8. The 108 billion DA that our country will have spent for the first eleven months of 2022 to support the price of imported table oil for consumers would have been much more useful if they had been used to finance national olive oil production and consumption. One could certainly consider that such expenditure was constrained and that the authorities had no other choice in the short term than to preserve the purchasing power of the poorest citizens.

In this case, the structural pitfall is that the purchasing power of the most disadvantaged groups is directly tied to the flow of agricultural imports.
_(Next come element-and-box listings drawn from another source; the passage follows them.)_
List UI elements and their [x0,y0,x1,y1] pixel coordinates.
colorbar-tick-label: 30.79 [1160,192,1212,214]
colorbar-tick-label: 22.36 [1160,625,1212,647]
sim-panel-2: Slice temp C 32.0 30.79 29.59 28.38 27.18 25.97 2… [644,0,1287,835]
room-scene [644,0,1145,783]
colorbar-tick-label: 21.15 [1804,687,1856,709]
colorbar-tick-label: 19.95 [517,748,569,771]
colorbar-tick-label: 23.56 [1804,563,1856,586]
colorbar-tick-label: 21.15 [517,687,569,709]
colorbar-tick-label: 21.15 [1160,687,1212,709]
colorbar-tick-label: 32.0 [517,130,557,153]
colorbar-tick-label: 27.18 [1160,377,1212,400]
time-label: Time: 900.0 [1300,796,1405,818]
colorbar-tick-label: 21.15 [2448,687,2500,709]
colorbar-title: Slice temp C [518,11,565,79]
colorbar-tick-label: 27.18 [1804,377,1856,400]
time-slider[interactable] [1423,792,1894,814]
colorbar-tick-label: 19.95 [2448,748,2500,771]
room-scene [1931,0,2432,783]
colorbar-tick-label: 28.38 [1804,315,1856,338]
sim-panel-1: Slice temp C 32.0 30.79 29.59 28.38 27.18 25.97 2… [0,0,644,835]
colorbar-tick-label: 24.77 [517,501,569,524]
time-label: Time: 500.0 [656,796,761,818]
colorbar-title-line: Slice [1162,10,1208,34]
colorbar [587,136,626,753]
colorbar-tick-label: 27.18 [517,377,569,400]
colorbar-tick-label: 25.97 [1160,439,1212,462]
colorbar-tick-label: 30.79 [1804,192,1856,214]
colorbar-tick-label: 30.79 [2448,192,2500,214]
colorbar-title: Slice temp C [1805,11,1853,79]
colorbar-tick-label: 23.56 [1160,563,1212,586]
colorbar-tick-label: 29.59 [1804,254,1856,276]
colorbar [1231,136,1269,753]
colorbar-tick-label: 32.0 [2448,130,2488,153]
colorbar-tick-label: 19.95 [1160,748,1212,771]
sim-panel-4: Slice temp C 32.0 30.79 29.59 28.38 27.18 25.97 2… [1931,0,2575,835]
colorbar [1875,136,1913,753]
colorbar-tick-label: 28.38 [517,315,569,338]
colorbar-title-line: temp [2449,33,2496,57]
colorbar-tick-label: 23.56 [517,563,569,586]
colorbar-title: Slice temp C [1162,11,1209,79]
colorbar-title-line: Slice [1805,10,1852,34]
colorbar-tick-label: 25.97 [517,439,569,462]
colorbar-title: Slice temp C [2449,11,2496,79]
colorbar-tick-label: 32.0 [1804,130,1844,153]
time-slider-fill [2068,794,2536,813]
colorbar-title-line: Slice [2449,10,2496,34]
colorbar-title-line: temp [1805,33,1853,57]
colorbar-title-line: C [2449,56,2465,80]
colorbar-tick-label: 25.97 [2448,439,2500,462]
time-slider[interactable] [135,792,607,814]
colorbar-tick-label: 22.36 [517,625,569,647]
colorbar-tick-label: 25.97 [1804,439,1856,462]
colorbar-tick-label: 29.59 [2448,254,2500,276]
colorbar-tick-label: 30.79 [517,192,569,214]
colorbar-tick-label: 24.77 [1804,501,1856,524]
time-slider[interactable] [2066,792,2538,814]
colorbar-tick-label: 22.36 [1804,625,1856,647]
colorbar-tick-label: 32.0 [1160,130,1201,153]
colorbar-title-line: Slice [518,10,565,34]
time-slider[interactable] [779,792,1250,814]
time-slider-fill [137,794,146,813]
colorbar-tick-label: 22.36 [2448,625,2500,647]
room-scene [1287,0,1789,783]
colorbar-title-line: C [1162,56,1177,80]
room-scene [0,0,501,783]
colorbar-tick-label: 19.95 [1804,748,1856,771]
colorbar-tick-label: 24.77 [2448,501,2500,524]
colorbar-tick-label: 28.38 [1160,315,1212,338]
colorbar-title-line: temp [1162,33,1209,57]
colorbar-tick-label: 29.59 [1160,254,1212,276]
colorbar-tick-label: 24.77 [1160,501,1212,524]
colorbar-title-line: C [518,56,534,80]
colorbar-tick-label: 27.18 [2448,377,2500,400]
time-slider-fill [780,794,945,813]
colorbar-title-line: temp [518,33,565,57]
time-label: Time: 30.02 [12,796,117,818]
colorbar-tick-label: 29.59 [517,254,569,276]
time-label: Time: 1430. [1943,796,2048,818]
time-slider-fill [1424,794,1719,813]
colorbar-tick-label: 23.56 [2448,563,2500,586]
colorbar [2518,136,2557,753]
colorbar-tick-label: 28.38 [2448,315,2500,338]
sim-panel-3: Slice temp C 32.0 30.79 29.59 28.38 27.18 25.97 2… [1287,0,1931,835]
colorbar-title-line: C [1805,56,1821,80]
And it is urgent to break free from this vicious circle: in the case of oil, the launch of an effective program to develop national olive oil production offers a simple and highly suitable solution in this regard.

CARE - Mars 2023

[1] https://news.radioalgerie.dz/ar/node/21845

[2] https://fr.oliveoiltimes.com/business/spain-sees-largest-olive-oil-consumption-increase-in-nearly-a-decade/68641

[3] Cf. notamment, l’excellente étude : « Boudi, Chehat & Cheriet, Compétitivité de la filière Huile d’Olive en Algérie, Cahiers du CREAD N° 105-106, Année 2013 »

[4] https://www.oliveoiltimes.com/world/olive-council-forecasts-significant-production-decline/115544

[5] Cf. The Official Journal of the European Union: Delegated Regulation (EU) No 611/2014 of the Commission of 11 March 2014, supplementing Regulation (EU) No 1308/2013 of the European Parliament and of the Council as regards support programmes for the olive oil and table olive sector.